Pastoral Notes for Sunday, October 12, 2025

Dear Cornerstone Family, 

Today, two new six-week adult Sunday School class offerings get off the dime. Please take a moment now to read the descriptions below and make plans to explore one of these important topics.

Aging in Grace: Guidance for Engaging with our Aging (Fellowship Hall)
The righteous flourish like the palm tree and grow like a cedar in Lebanon.
They are planted in the house of the LORD; they flourish in the courts of our God.
They still bear fruit in old age; they are ever full of sap and green.
– Psalm 92:12-14

With those words, David urges us to consider how we can be increasingly useful in old age. What would it look like to be Psalm 92 men and women? What does it take to flourish and bear fruit in old age?

But along with aging comes all sorts of new questions and challenges. How do we think about retirement? How do we navigate the years when physical and mental strength begin to fade? Who will help us then? What can we do now in preparation for those days?

In this brief six-week series we will address both the flourishing of Psalm 92 and the difficulties that often accompany this stage of life—whether they are yours or those of loved ones you will need to care for in the years to come. You will hear from a variety of presenters from our church family and a member of the faculty of the Belmont University College of Medicine. We will discuss such matters as biblical principles for finishing well, financial planning, estates and wills, palliative care, hospice care, comfort care, and a biblical theology of death and dying. This series is designed not only for senior adults but for those who are (or will be) caring for aging parents.

Holy Spirit — Forgotten God? (Chapel)
And I will ask the Father, and he will give you another Helper, to be with you forever, even the Spirit of truth, whom the world cannot receive, because it neither sees him nor knows him. You know him, for he dwells with you and will be in you. – John 14:16-17

Every week at Cornerstone we confess that we believe in the Holy Spirit, but what is it we believe about him?
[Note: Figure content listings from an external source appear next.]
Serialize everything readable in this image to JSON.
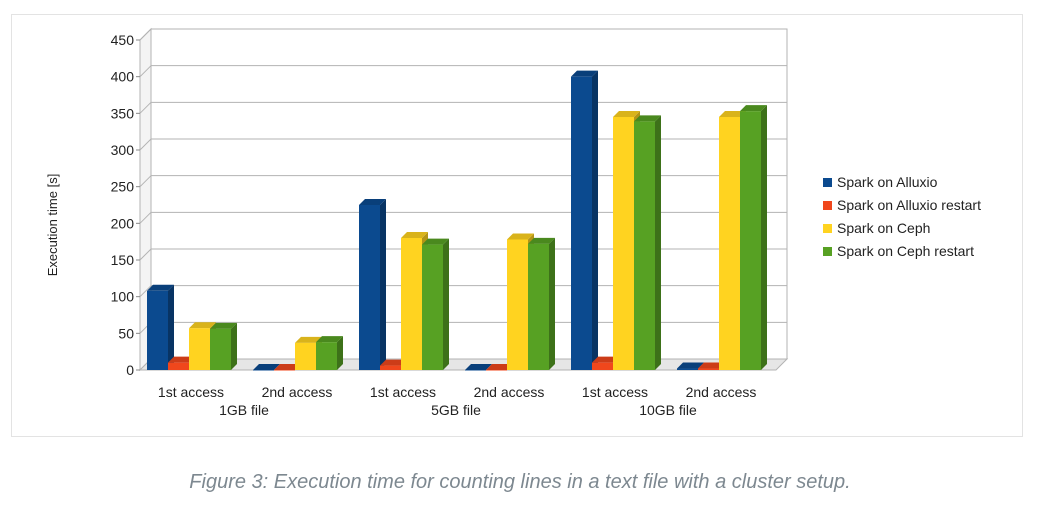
{
  "chart_data": {
    "type": "bar",
    "title": "",
    "xlabel": "",
    "ylabel": "Execution time [s]",
    "ylim": [
      0,
      450
    ],
    "yticks": [
      0,
      50,
      100,
      150,
      200,
      250,
      300,
      350,
      400,
      450
    ],
    "grid": true,
    "legend_position": "right",
    "categories": [
      "1st access",
      "2nd access",
      "1st access",
      "2nd access",
      "1st access",
      "2nd access"
    ],
    "groups": [
      {
        "label": "1GB file",
        "span": [
          0,
          1
        ]
      },
      {
        "label": "5GB file",
        "span": [
          2,
          3
        ]
      },
      {
        "label": "10GB file",
        "span": [
          4,
          5
        ]
      }
    ],
    "series": [
      {
        "name": "Spark on Alluxio",
        "color": "#0b4a8f",
        "values": [
          108,
          0,
          225,
          0,
          400,
          2
        ]
      },
      {
        "name": "Spark on Alluxio restart",
        "color": "#f0471c",
        "values": [
          10,
          0,
          6,
          0,
          10,
          2
        ]
      },
      {
        "name": "Spark on Ceph",
        "color": "#ffd320",
        "values": [
          57,
          37,
          180,
          178,
          345,
          345
        ]
      },
      {
        "name": "Spark on Ceph restart",
        "color": "#57a123",
        "values": [
          56,
          38,
          171,
          172,
          339,
          353
        ]
      }
    ]
  },
  "caption": "Figure 3: Execution time for counting lines in a text file with a cluster setup."
}
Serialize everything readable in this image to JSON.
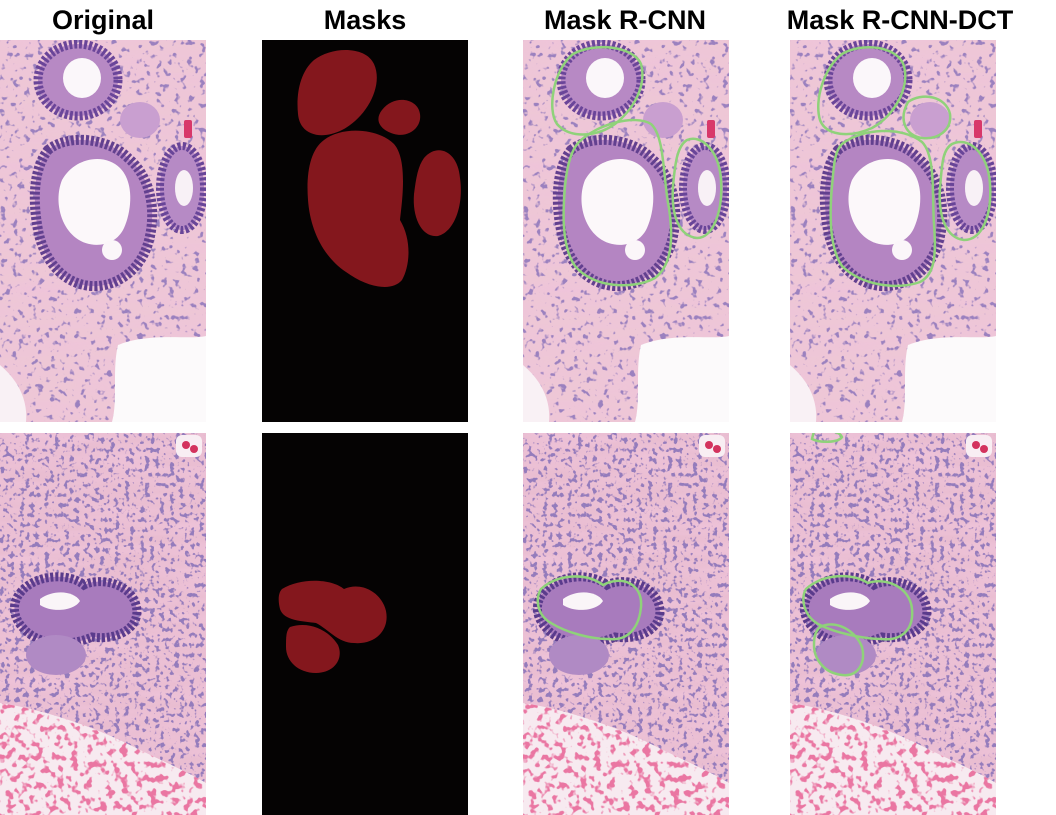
{
  "figure": {
    "columns": [
      {
        "key": "original",
        "title": "Original"
      },
      {
        "key": "masks",
        "title": "Masks"
      },
      {
        "key": "mask_rcnn",
        "title": "Mask R-CNN"
      },
      {
        "key": "mask_rcnn_dct",
        "title": "Mask R-CNN-DCT"
      }
    ],
    "rows": [
      {
        "key": "sample_1"
      },
      {
        "key": "sample_2"
      }
    ],
    "colors": {
      "tissue_pink": "#ecc3d3",
      "stroma_pink": "#e6a8c2",
      "nuclei_purple": "#5b3d8c",
      "gland_lumen": "#fbf8fa",
      "mask_background": "#050303",
      "mask_fill": "#84171d",
      "contour_green": "#8fd27a",
      "blood_red": "#cc3159"
    }
  }
}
Scripture speaks of him as one who listens and speaks, one who teaches and who prays, one who is not merely a force but a person, one who is God equal in power and glory, one who unites the church. Yet the Holy Spirit is often either overlooked or misunderstood, leading to division and disagreement about his work in the past or in the present.

In this class, we will explore the Spirit’s work in history: in creation, in the Old Testament, and in the ministry of Jesus. We’ll examine his work in the life of Christians—the new birth, sanctification, and the gifts that he gives. Finally, we will consider what it means to live a Spirit-filled life—seeing his role in prayer, community, the sacraments, and the in-breaking of the New Creation.